Do low and high temperatures have the same effect on magnets?
It’s interesting to see such a popular video on the Internet.
After heating, the magnets that are absorbed fall to the ground one after another. Why is that? We saw this experiment a long time ago.
Hold a few needles with a thread, close to the magnet, and we’ll see that the magnet pulls the needle. At this point, we use the burning candle to approach the aspirated needle:
After a while, something magical happened and the needle fell off. This shows that high temperature can be degaussed, and what we have to do is to keep magnetic objects away from high-temperature fire sources. Let’s take a look at this video:
The reason is: the magnet has magnetism, because of its internal free electron movement has certain directionality. According to the remanence temperature coefficient, the magnetism of the magnetic material decreases with the increase of temperature. If the temperature rises to the Curie temperature of the material, the movement direction of the internal electrons will become disordered and lose the directionality. For example, when the temperature of NdFeB magnet material is 310-400 ℃, the microstructure of the magnet material changes and the magnetism completely disappears. Coins have two sides. If there is a spear, there is a shield. Therefore, we often see a kind of magnet called high temperature magnetic magnet. Seeing this name, our first question may be: can a high temperature resistant magnet not degausse at high temperature? In fact, high-temperature magnets do not mean that they will not demagnetize at high temperatures. No matter what kind of magnets are made of, they will have a limit temperature, either high or low. When the working temperature exceeds the limit temperature, the magnetic force will slowly decrease, but the magnetic force at this time is reversible. When the temperature returns to the normal state, use the magnetizer to magnetize, and immediately restore the magnetic force. This is what we see in the video, when the candle goes out, people call again… Here we will also insert a small experiment. Someone has done such an experiment. The neodymium magnet is put into a high-temperature furnace together with some metals it adsorbs.

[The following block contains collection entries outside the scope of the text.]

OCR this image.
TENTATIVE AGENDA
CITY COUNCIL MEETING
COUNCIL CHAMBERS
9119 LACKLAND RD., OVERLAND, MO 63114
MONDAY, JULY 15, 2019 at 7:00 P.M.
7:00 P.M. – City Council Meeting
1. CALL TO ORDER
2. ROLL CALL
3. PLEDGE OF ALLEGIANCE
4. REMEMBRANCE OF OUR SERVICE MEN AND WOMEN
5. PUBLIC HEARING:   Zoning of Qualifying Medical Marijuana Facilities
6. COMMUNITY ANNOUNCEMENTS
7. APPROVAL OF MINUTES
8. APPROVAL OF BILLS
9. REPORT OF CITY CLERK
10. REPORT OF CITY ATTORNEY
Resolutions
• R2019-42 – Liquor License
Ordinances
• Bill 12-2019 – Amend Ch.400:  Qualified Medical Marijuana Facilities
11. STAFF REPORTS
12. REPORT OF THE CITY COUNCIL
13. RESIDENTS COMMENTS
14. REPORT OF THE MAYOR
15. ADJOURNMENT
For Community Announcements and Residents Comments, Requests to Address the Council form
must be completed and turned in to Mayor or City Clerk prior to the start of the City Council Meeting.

After burning for a period of time, take out:
At this time, it was found that the magnet was like a stone, which was pushed down and lost its magnetism.
Here’s a concept: Curie temperature. Curie temperature means that when the magnet rises from the limit temperature or exceeds the Curie temperature, the magnetic force disappears to zero. At this time, the magnetic force is irreversible, even if the magnetizing machine is used again, it will not help. Seeing is believing. The following video shows heating a neodymium magnet to about 1000 ℃:
Therefore, we must have a high temperature degaussing string in our work and life. Generally speaking, if the working temperature exceeds 200 ℃, it is a high-temperature magnet. The limit operating temperatures of various magnetic materials are listed below:
- NdFeB: Curie temperature 312 ℃, according to the brand, the limit working temperature is 80 ~ 240 ℃;
- Ferrite: Curie temperature 450 ℃, limit working temperature 250 ℃;
- 1: The Curie temperature is 750 ℃ and the limit working temperature is 250 ℃;
- 2: The Curie temperature is 825 ℃ and the limit working temperature is 300 ℃;
- Al Ni Co: Curie temperature 860 ℃, limit working temperature 450 ℃.
High temperature degaussing, we should be so far, intuitive mechanical readers should be clear, then the question comes, what will happen to magnets at low temperature? Some people have studied it. Put the metal fruit knife on the magnet, you can see that it can stand still because of its strong magnetism:
Put the magnet into the plastic box. At this time, liquid nitrogen is added to the small box. After a while, a layer of ice forms on the magnet:
Take out the magnet, and then put the metal knife on the magnet. Suddenly, it is found that the knife is firmly attached, and it is difficult to take it off:
What’s the principle?
Low temperature (cold) slows down the particles inside the permanent magnet, so in some cases, the magnetic force even increases. However, the respective maximum values must also be kept in mind. If we compare the magnetic properties of ferrite and nd magnets in cold climate, this time, the Nd (strong magnetic Nd-Fe-B) magnet works better and can withstand – 196 ° C, while the ferrite magnet will lose its magnetism at – 40 ° C.